Sin embargo, en el seno del Partido Republicano Federal existían varias tendencias. Una más conservadora, encabezada por Emilio Castelar y cuyo concepto de España era una administración unitaria o centralista. Un segundo sector «centrista», encabezado por Francisco Pi y Margall, que defendía la república federal, pues concebían España como una federación pactada de Estados regionales históricos; además, aceptaba la legalidad y se oponía a la insurrección armada. Por último, estaban los «intransigentes», que, a diferencia de los «benévolos» —como llamaban a los conservadores y a los centristas—, eran partidarios de la insurrección para construir el Estado federal de «abajo arriba». Carecían de un líder claro, pero consideraban como su «patriarca» al veterano republicano José María Orense. Las bases sociales republicanas se encontraban en la pequeña burguesía, las clases populares urbanas (artesanos, asalariados) y parte del movimiento obrero y campesino antes de que fuera atraído por las ideas y organizaciones anarquistas y socialistas.
La convocatoria a Cortes Constituyentes se hizo, por primera vez, mediante elecciones por sufragio universal masculino (mayores de 25 años), en las que votó el 70% del censo. La composición política del Parlamento quedó de la siguiente manera: progresistas (159 diputados), unionistas (69), republicanos federales (69), demócratas (20), carlistas (18), isabelinos o liberales moderados (14), y republicanos unitarios (2); que elaborarían y aprobarían en junio de 1869 la Constitución de la nueva monarquía.
Además de la aprobación de la Constitución, las Cortes abordaron la abolición de la esclavitud, que se limitó de momento a la «libertad de vientres» (ley Moret de 4 de julio de 1870, llamada así por Segismundo Moret, ministro de Ultramar y posteriormente de Hacienda).
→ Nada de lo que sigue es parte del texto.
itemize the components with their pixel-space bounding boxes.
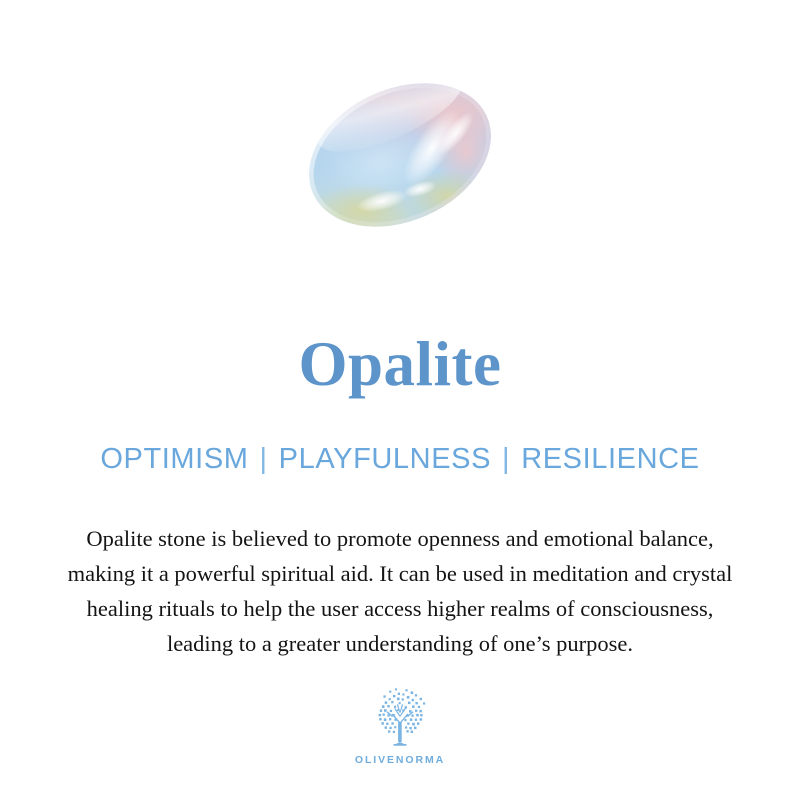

La supresión total hubo de esperar varios años más: a 1873 para Puerto Rico y a 1886 para Cuba. En ambas colonias se habían producido simultáneamente a la Revolución Gloriosa de la metrópolis las sublevaciones independentistas llamadas Grito de Lares —en Puerto Rico, de breve duración— y Grito de Yara —que condujo a la guerra de los Diez Años cubana—. En el seno del movimiento independentista se produjo un enfrentamiento entre los ricos dueños de las plantaciones y el resto de los cubanos, partidarios del fin del régimen esclavista. La forma de gestionar ambos asuntos (colonial y esclavista) proporcionó importantes argumentos utilizados por la oposición a los gobiernos del sexenio.
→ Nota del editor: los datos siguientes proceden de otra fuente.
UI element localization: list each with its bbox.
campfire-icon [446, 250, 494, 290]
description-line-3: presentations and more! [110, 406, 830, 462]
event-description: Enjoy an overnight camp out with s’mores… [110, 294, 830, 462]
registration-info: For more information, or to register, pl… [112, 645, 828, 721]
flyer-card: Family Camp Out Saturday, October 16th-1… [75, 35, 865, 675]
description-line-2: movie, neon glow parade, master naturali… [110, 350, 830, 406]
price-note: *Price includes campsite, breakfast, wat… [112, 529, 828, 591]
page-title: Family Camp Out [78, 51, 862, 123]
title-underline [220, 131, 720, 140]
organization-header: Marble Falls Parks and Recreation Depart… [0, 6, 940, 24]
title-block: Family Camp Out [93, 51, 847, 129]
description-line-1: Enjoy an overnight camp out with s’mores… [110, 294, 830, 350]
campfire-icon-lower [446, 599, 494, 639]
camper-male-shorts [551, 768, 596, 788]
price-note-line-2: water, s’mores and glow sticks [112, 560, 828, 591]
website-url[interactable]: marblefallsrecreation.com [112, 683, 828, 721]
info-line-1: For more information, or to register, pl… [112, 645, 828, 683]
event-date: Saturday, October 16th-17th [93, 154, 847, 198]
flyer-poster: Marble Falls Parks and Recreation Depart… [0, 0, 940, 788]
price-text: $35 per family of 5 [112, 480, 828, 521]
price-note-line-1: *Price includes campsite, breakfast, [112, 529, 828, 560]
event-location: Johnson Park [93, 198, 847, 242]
Por otro lado el Gobierno decretó la libertad de imprenta y de asociación. Se devolvieron sus puestos en la Universidad a los profesores que habían sido represaliados, como Emilio Castelar. Se tomaron medidas económicas para solucionar el déficit público, como la fijación de la peseta como unidad monetaria y se oficializó el sistema métrico decimal.
El triunfo en las elecciones de los partidos que defendían la monarquía como forma de gobierno, tal como se recogió en la Constitución de 1869, obligó al nuevo Gobierno a encontrar un nuevo rey para España. Mientras tanto, aplicando la Constitución, el general Serrano asumió la regencia.
Encontrar un rey se convirtió en un grave problema interno e internacional. Las fuerzas políticas que habían derribado a Isabel II no se ponían de acuerdo en quién debería sustituirla: el duque de Montpensier, los unionistas; Fernando de Sajonia-Coburgo, los progresistas.[13] Y se desataron las rivalidades entre las principales potencias europeas —todas ellas monarquías— para «colocar» a «su» candidato en el trono vacante de la Corona de España.[14]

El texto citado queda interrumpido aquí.